Arrimada a la pared había una cama de tijera, dos palos en cruz con una lona clavada en los travesaños.

Dio Fetente salió a orinar a la terraza, luego sentóse en un cajón, se quitó la gorra y los botines, arreglóse prolijamente la bufanda en torno del cogote y preparado para afrontar el frío de la noche, prudentemente entró en el catre, cubriéndose hasta la barba con las mantas, unas bolsas de arpillera rellenadas de trapos inservibles.

La mortecina claridad de la candela iluminaba el perfil de su rostro, de larga naríz rojiza, aplanada frente estriada de arrugas, y cráneo mondo, con vestigio de pelos grises encima de las orejas. Como el viento que entraba molestábale, Dio Fetente extendió el brazo, cogió la gorra y se la hundió sobre las orejas, luego sacó del bolsillo una colilla de toscano, la encendío, lanzó largas bocanadas de humo y uniendo las manos bajo la nuca, quedóse mirándome sombrío.

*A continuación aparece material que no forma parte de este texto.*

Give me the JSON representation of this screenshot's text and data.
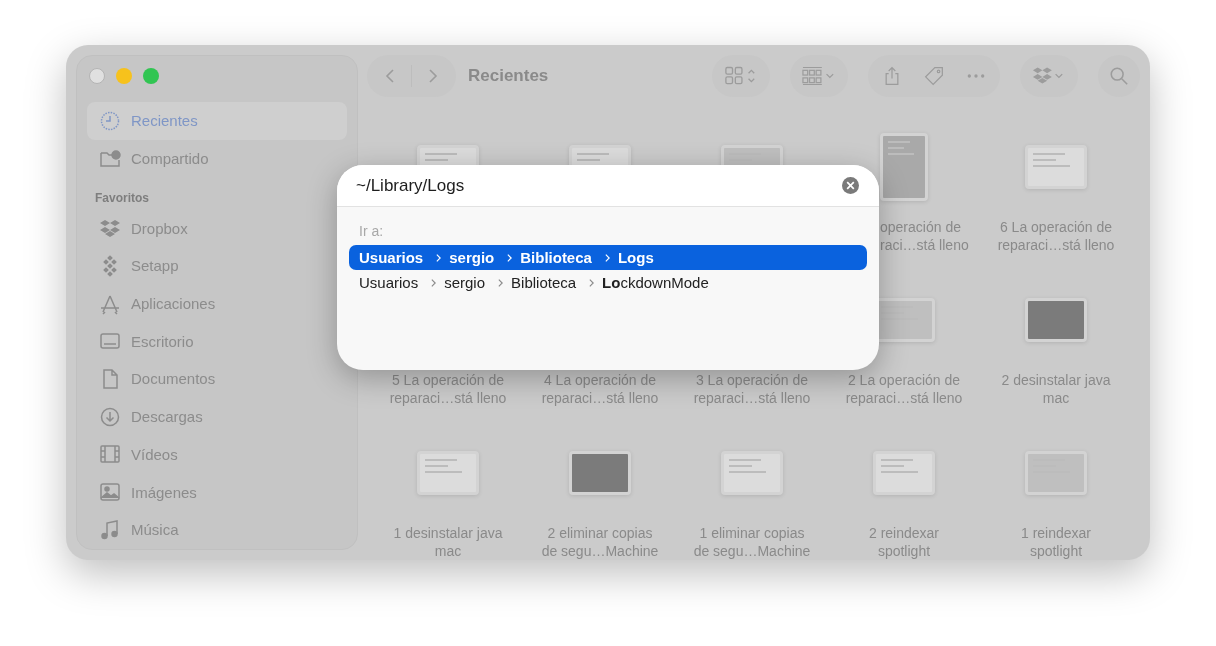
{
  "window": {
    "title": "Recientes"
  },
  "sidebar": {
    "items": [
      {
        "label": "Recientes",
        "selected": true
      },
      {
        "label": "Compartido",
        "selected": false
      }
    ],
    "favorites": {
      "heading": "Favoritos",
      "items": [
        {
          "label": "Dropbox",
          "selected": false
        },
        {
          "label": "Setapp",
          "selected": false
        },
        {
          "label": "Aplicaciones",
          "selected": false
        },
        {
          "label": "Escritorio",
          "selected": false
        },
        {
          "label": "Documentos",
          "selected": false
        },
        {
          "label": "Descargas",
          "selected": false
        },
        {
          "label": "Vídeos",
          "selected": false
        },
        {
          "label": "Imágenes",
          "selected": false
        },
        {
          "label": "Música",
          "selected": false
        }
      ]
    }
  },
  "grid": {
    "items": [
      {
        "kind": "covered"
      },
      {
        "kind": "covered"
      },
      {
        "kind": "covered"
      },
      {
        "kind": "partial",
        "label": [
          "operación de",
          "raci…stá lleno"
        ]
      },
      {
        "kind": "file",
        "label": [
          "6 La operación de",
          "reparaci…stá lleno"
        ]
      },
      {
        "kind": "label-only",
        "label": [
          "5 La operación de",
          "reparaci…stá lleno"
        ]
      },
      {
        "kind": "label-only",
        "label": [
          "4 La operación de",
          "reparaci…stá lleno"
        ]
      },
      {
        "kind": "label-only",
        "label": [
          "3 La operación de",
          "reparaci…stá lleno"
        ]
      },
      {
        "kind": "file",
        "label": [
          "2 La operación de",
          "reparaci…stá lleno"
        ]
      },
      {
        "kind": "file",
        "label": [
          "2 desinstalar java",
          "mac"
        ]
      },
      {
        "kind": "file",
        "label": [
          "1 desinstalar java",
          "mac"
        ]
      },
      {
        "kind": "file",
        "label": [
          "2 eliminar copias",
          "de segu…Machine"
        ]
      },
      {
        "kind": "file",
        "label": [
          "1 eliminar copias",
          "de segu…Machine"
        ]
      },
      {
        "kind": "file",
        "label": [
          "2 reindexar",
          "spotlight"
        ]
      },
      {
        "kind": "file",
        "label": [
          "1 reindexar",
          "spotlight"
        ]
      }
    ]
  },
  "goto_dialog": {
    "value": "~/Library/Logs",
    "section_label": "Ir a:",
    "results": [
      {
        "segments": [
          "Usuarios",
          "sergio",
          "Biblioteca",
          "**Logs**"
        ],
        "selected": true
      },
      {
        "segments": [
          "Usuarios",
          "sergio",
          "Biblioteca",
          "**Lo**ckdownMode"
        ],
        "selected": false
      }
    ]
  }
}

Yo comenzé examinar mi cama. Muchos debían haber padecido en ella, tan deteriorada estaba. Habiendo la punta de los elásticas rasgado la malla, quedaban éstos en el aire como tantásticos tirabuzones, y las grampas de las agarraderas habían sido reemplazadas por ligaduras de alambre.

Sin embargo no me iba a estar la noche en éxtasis, y después de comprobar su estabilidad, imitando a Dio Fetente, me saqué los botines, que envueltos en un periódico me sirvieron de almohada, me envolví en la carpeta verde y dejándome caer en el fementido lecho, resolví dormir.